For more than a decade, Lodi had three movie theaters. The Sunset and the Lodi Theatre showed first-run movies, and the State specialized in westerns, foreign and older films.

In the early 1960s, however, Downtown Lodi lost its vintage movie theaters.

In November 1961, Jerry Dean converted the State into a dancing hall. On June 30, 1962, the Lodi Theatre caught on fire. The theater was demolished and never rebuilt, ending a long run of 54 years of movies in Downtown Lodi.

In 1998, the Sunset Theater closed when the owner failed to make mortgage payments, and it remained empty from that time to today. Three years later, Lodi Stadium 12 Cinemas opened Downtown.
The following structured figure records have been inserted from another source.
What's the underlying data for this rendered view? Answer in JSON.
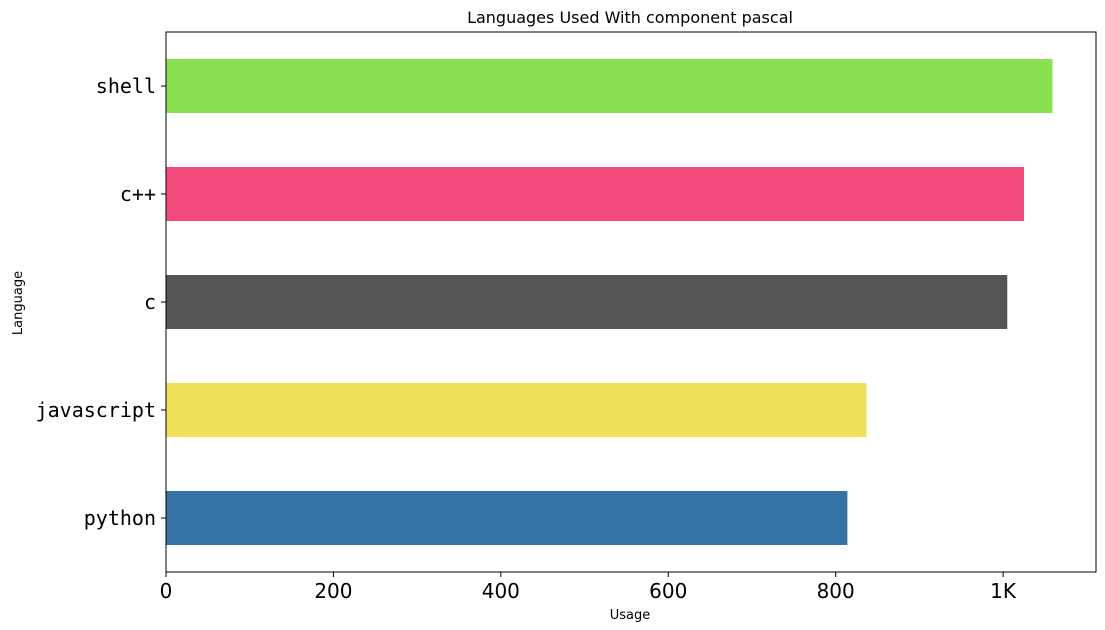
{
  "chart_data": {
    "type": "bar",
    "orientation": "horizontal",
    "title": "Languages Used With component pascal",
    "xlabel": "Usage",
    "ylabel": "Language",
    "xlim": [
      0,
      1111
    ],
    "xticks": [
      {
        "value": 0,
        "label": "0"
      },
      {
        "value": 200,
        "label": "200"
      },
      {
        "value": 400,
        "label": "400"
      },
      {
        "value": 600,
        "label": "600"
      },
      {
        "value": 800,
        "label": "800"
      },
      {
        "value": 1000,
        "label": "1K"
      }
    ],
    "categories": [
      "python",
      "javascript",
      "c",
      "c++",
      "shell"
    ],
    "values": [
      814,
      837,
      1005,
      1025,
      1059
    ],
    "colors": [
      "#3572a5",
      "#f0e05a",
      "#555555",
      "#f34b7d",
      "#89e051"
    ],
    "grid": false,
    "legend": "none"
  }
}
(From Vintage Lodi, a local history column that appears the first and third Saturday of the month.)

JackCoursey
JackCoursey on August 30, 2021 at 1:01 am

Was by the theatre yesterday and a Sold sign was posted across the front. It appears that the building is not going to be razed but couldn’t locate any information as to what it’s purpose will be.

robertcampbell
robertcampbell on August 29, 2023 at 10:39 am

The theater was purchased by a family and was renovating it to become a community center, with concerts and other events, with the intention of adding a parking structure next door. In February 2021, The National Park Service announced that the theater will be added onto the National Register of Historic Places. During the renovation they found a purse that was lost sixty years ago, and was returned to the original owner. Unfortunately, renovation stopped due to the owner having problems getting it done. The theater is completely gutted and no one knows at this time what is going to happen with it.

Joe Vogel
Joe Vogel on August 29, 2023 at 5:28 pm

A 2019 Lodi News article about the Sunset quotes Lodi Historical Society director Lisa Craig as saying that the house on which the Sunset was modeled, the Ritz Theatre in Hayward, was designed by San Francisco architect Albert H. Larsen. I guess that implies that the Sunset and the nearly identical Tower theatre in Willows were also Larsen designs.